The release begins with “Classrooms of the future will see computers replacing books and children logging on from home PCs for interactive lessons with overseas students. ” Oh dear! What year is this – sounds like discussions we were having back in the 1980s! We should already be living in this future (and many are) – not reporting on its possibility here in 2006.

Now I don’t want to sound negative about the Secondary Futures Project itself – it’s been very successful in engaging thousands of people in discussions and making submissions about the future of secondary education, and their website is technically and design-wise quite awesome. But I’m dismayed if this press release is an indicator of the sort of reporting we’re going to see from the results.

I know that it’s always going to be difficult to convey the depth of a report like this in a series of newspaper “soundbites” – but I expected more than “Face-to-face teaching will be complemented, or sometimes even replaced, by online learning, e-learning, television learning and hands-on learning,” Surely this isn’t news to anyone. They key issues will be around how this will be achieved, in particular, how we’re going to address the numerous issues associated with current present social, policy and political mindsets (see my blog entry Tackling Online Learning in Secondary Schools)

One of the issues that will certainly need clarification is that of what is meant by personalised learning. I heard our Education Minister speak at length about his view on this at the recent ULearn conference in Christchurch, but it would seemt from comments in today’s Press report, the shared understanding of this concept needs a lot of work.
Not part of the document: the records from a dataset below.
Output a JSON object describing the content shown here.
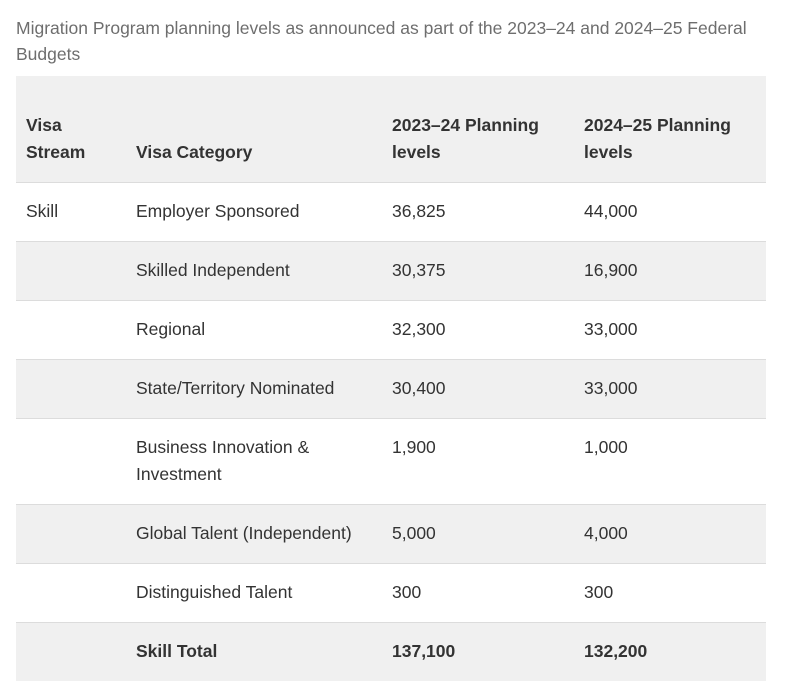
{
  "caption": "Migration Program planning levels as announced as part of the 2023–24 and 2024–25 Federal Budgets",
  "table": {
    "headers": [
      "Visa Stream",
      "Visa Category",
      "2023–24 Planning levels",
      "2024–25 Planning levels"
    ],
    "rows": [
      [
        "Skill",
        "Employer Sponsored",
        "36,825",
        "44,000"
      ],
      [
        "",
        "Skilled Independent",
        "30,375",
        "16,900"
      ],
      [
        "",
        "Regional",
        "32,300",
        "33,000"
      ],
      [
        "",
        "State/Territory Nominated",
        "30,400",
        "33,000"
      ],
      [
        "",
        "Business Innovation & Investment",
        "1,900",
        "1,000"
      ],
      [
        "",
        "Global Talent (Independent)",
        "5,000",
        "4,000"
      ],
      [
        "",
        "Distinguished Talent",
        "300",
        "300"
      ]
    ],
    "total": [
      "",
      "Skill Total",
      "137,100",
      "132,200"
    ]
  }
}
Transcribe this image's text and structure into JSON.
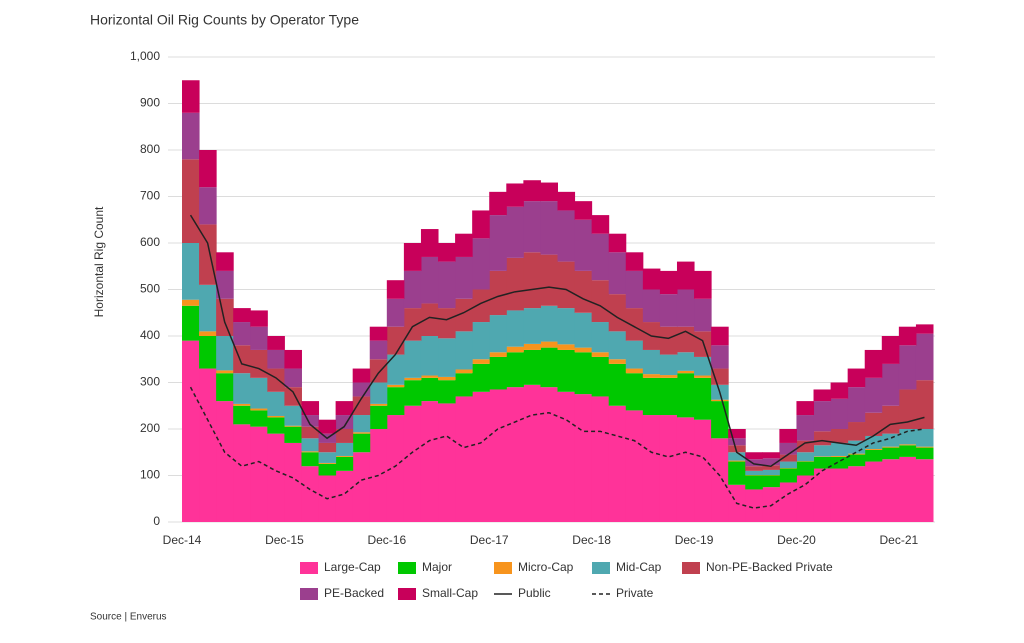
{
  "chart_data": {
    "type": "stacked-step-area",
    "title": "Horizontal Oil Rig Counts by Operator Type",
    "y_label": "Horizontal Rig Count",
    "source": "Source | Enverus",
    "categories": [
      "Dec-14",
      null,
      null,
      null,
      null,
      null,
      "Dec-15",
      null,
      null,
      null,
      null,
      null,
      "Dec-16",
      null,
      null,
      null,
      null,
      null,
      "Dec-17",
      null,
      null,
      null,
      null,
      null,
      "Dec-18",
      null,
      null,
      null,
      null,
      null,
      "Dec-19",
      null,
      null,
      null,
      null,
      null,
      "Dec-20",
      null,
      null,
      null,
      null,
      null,
      "Dec-21",
      null
    ],
    "ylim": [
      0,
      1000
    ],
    "yticks": [
      0,
      100,
      200,
      300,
      400,
      500,
      600,
      700,
      800,
      900,
      {
        "value": 1000,
        "label": "1,000"
      }
    ],
    "grid": true,
    "series": [
      {
        "name": "Large-Cap",
        "kind": "area",
        "color": "#ff3399",
        "values": [
          390,
          330,
          260,
          210,
          205,
          190,
          170,
          120,
          100,
          110,
          150,
          200,
          230,
          250,
          260,
          255,
          270,
          280,
          285,
          290,
          295,
          290,
          280,
          275,
          270,
          250,
          240,
          230,
          230,
          225,
          220,
          180,
          80,
          70,
          75,
          85,
          100,
          115,
          115,
          120,
          130,
          135,
          140,
          135
        ]
      },
      {
        "name": "Major",
        "kind": "area",
        "color": "#00c800",
        "values": [
          75,
          70,
          60,
          40,
          35,
          35,
          35,
          30,
          25,
          30,
          40,
          50,
          60,
          55,
          50,
          50,
          50,
          60,
          70,
          75,
          75,
          85,
          90,
          90,
          85,
          90,
          80,
          80,
          80,
          95,
          90,
          80,
          50,
          30,
          25,
          30,
          30,
          25,
          25,
          25,
          25,
          25,
          25,
          25
        ]
      },
      {
        "name": "Micro-Cap",
        "kind": "area",
        "color": "#f7941d",
        "values": [
          13,
          10,
          6,
          4,
          4,
          3,
          2,
          2,
          2,
          2,
          3,
          4,
          5,
          5,
          5,
          7,
          8,
          10,
          10,
          12,
          13,
          13,
          12,
          10,
          10,
          10,
          10,
          8,
          6,
          5,
          5,
          3,
          2,
          1,
          1,
          1,
          1,
          1,
          2,
          2,
          2,
          2,
          2,
          2
        ]
      },
      {
        "name": "Mid-Cap",
        "kind": "area",
        "color": "#4fa8b0",
        "values": [
          122,
          100,
          74,
          66,
          66,
          52,
          43,
          28,
          23,
          28,
          37,
          46,
          65,
          80,
          85,
          83,
          82,
          80,
          80,
          78,
          77,
          77,
          78,
          75,
          65,
          60,
          60,
          52,
          44,
          40,
          40,
          32,
          18,
          9,
          11,
          14,
          19,
          24,
          28,
          28,
          28,
          28,
          33,
          38
        ]
      },
      {
        "name": "Non-PE-Backed Private",
        "kind": "area",
        "color": "#c0404f",
        "values": [
          180,
          130,
          80,
          60,
          60,
          50,
          40,
          25,
          20,
          30,
          40,
          50,
          60,
          70,
          70,
          65,
          70,
          70,
          95,
          113,
          120,
          110,
          100,
          90,
          90,
          80,
          70,
          60,
          60,
          55,
          55,
          35,
          15,
          10,
          10,
          15,
          25,
          30,
          30,
          40,
          50,
          60,
          85,
          105
        ]
      },
      {
        "name": "PE-Backed",
        "kind": "area",
        "color": "#9b3f8e",
        "values": [
          100,
          80,
          60,
          50,
          50,
          40,
          40,
          25,
          20,
          30,
          30,
          40,
          60,
          80,
          100,
          100,
          90,
          110,
          120,
          110,
          110,
          115,
          110,
          110,
          100,
          90,
          80,
          70,
          70,
          80,
          70,
          50,
          15,
          15,
          15,
          25,
          55,
          65,
          65,
          75,
          75,
          90,
          95,
          100
        ]
      },
      {
        "name": "Small-Cap",
        "kind": "area",
        "color": "#c8005a",
        "values": [
          70,
          80,
          40,
          30,
          35,
          30,
          40,
          30,
          30,
          30,
          30,
          30,
          40,
          60,
          60,
          40,
          50,
          60,
          50,
          50,
          45,
          40,
          40,
          40,
          40,
          40,
          40,
          45,
          50,
          60,
          60,
          40,
          20,
          15,
          13,
          30,
          30,
          25,
          35,
          40,
          60,
          60,
          40,
          20
        ]
      },
      {
        "name": "Public",
        "kind": "line",
        "line_style": "solid",
        "color": "#222222",
        "values": [
          660,
          600,
          430,
          340,
          330,
          310,
          280,
          210,
          180,
          205,
          265,
          320,
          360,
          420,
          440,
          435,
          450,
          470,
          485,
          495,
          500,
          505,
          500,
          480,
          465,
          440,
          420,
          400,
          395,
          410,
          390,
          280,
          150,
          125,
          120,
          145,
          170,
          175,
          170,
          165,
          185,
          210,
          215,
          225
        ]
      },
      {
        "name": "Private",
        "kind": "line",
        "line_style": "dashed",
        "color": "#222222",
        "values": [
          290,
          220,
          150,
          120,
          130,
          110,
          95,
          70,
          50,
          60,
          90,
          100,
          120,
          150,
          175,
          185,
          160,
          170,
          200,
          215,
          230,
          235,
          220,
          195,
          195,
          185,
          175,
          150,
          140,
          150,
          140,
          100,
          40,
          30,
          35,
          60,
          80,
          110,
          130,
          150,
          170,
          180,
          195,
          200
        ]
      }
    ]
  }
}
Compare these two statements from the press release…:

“[The report] champions personalised learning, where teachers and students collaborate to build tailored learning programmes around a student’s interests.

while a representative of the teacher’s union says…

personalised learning [takes] decisions on what should be taught away from society and gave it to teenagers… and questions the wisdom of leaving students alone at home to study, which raised “care issues” and meant young people would miss out on important social interaction.

Quite different assumptions appear to underpin these two opinions – one assumes that teachers will continue to work with students, while the other suggests and abandonment of this approach.

I can recall ‘epiphanies’ like this appearing at various times through my teaching career – the fact is, learners have been doing their learning both in and out of school for as long as I can remember. I watch my own children – they are enthusiastic about the learning opportunities they have at school, they are equally enthusiastic about the learning they do when they attend their swimming lessions after school, or when they are learning how to play some new computer game at home. Seems to me its our ‘system’ thats been a bit slow to realise that it doesn’t have a monopoly on learning.

I guess a part of my has become cynical since my experience with the Correspondence School a few years ago, where it was exactly this sort of vision that drove a group of dedicated educators to develop that school into a world leading provider of online learning experiences for students. Problem was that that it requires vision, leadership, commitment and appropriate levels of funding to achieve this – something my Correspondence School experience has made me wary of, and something that appears in short supply in a political environment that is so risk averse and conservative.

Don’t get me wrong – this is my passion, I’d love to see our schooling system evolve in ways that this press release tells me the report suggests. So, putting my cynacism about newspaper reporting aside, I went onto the web to read the report for myself – to exercise my ability as a 21st century learner to learn at any time, anywhere and from the wealth of resources that I can have delivered right into my home – and have now downloaded the document titled “Students First” to read and consider in its entirity.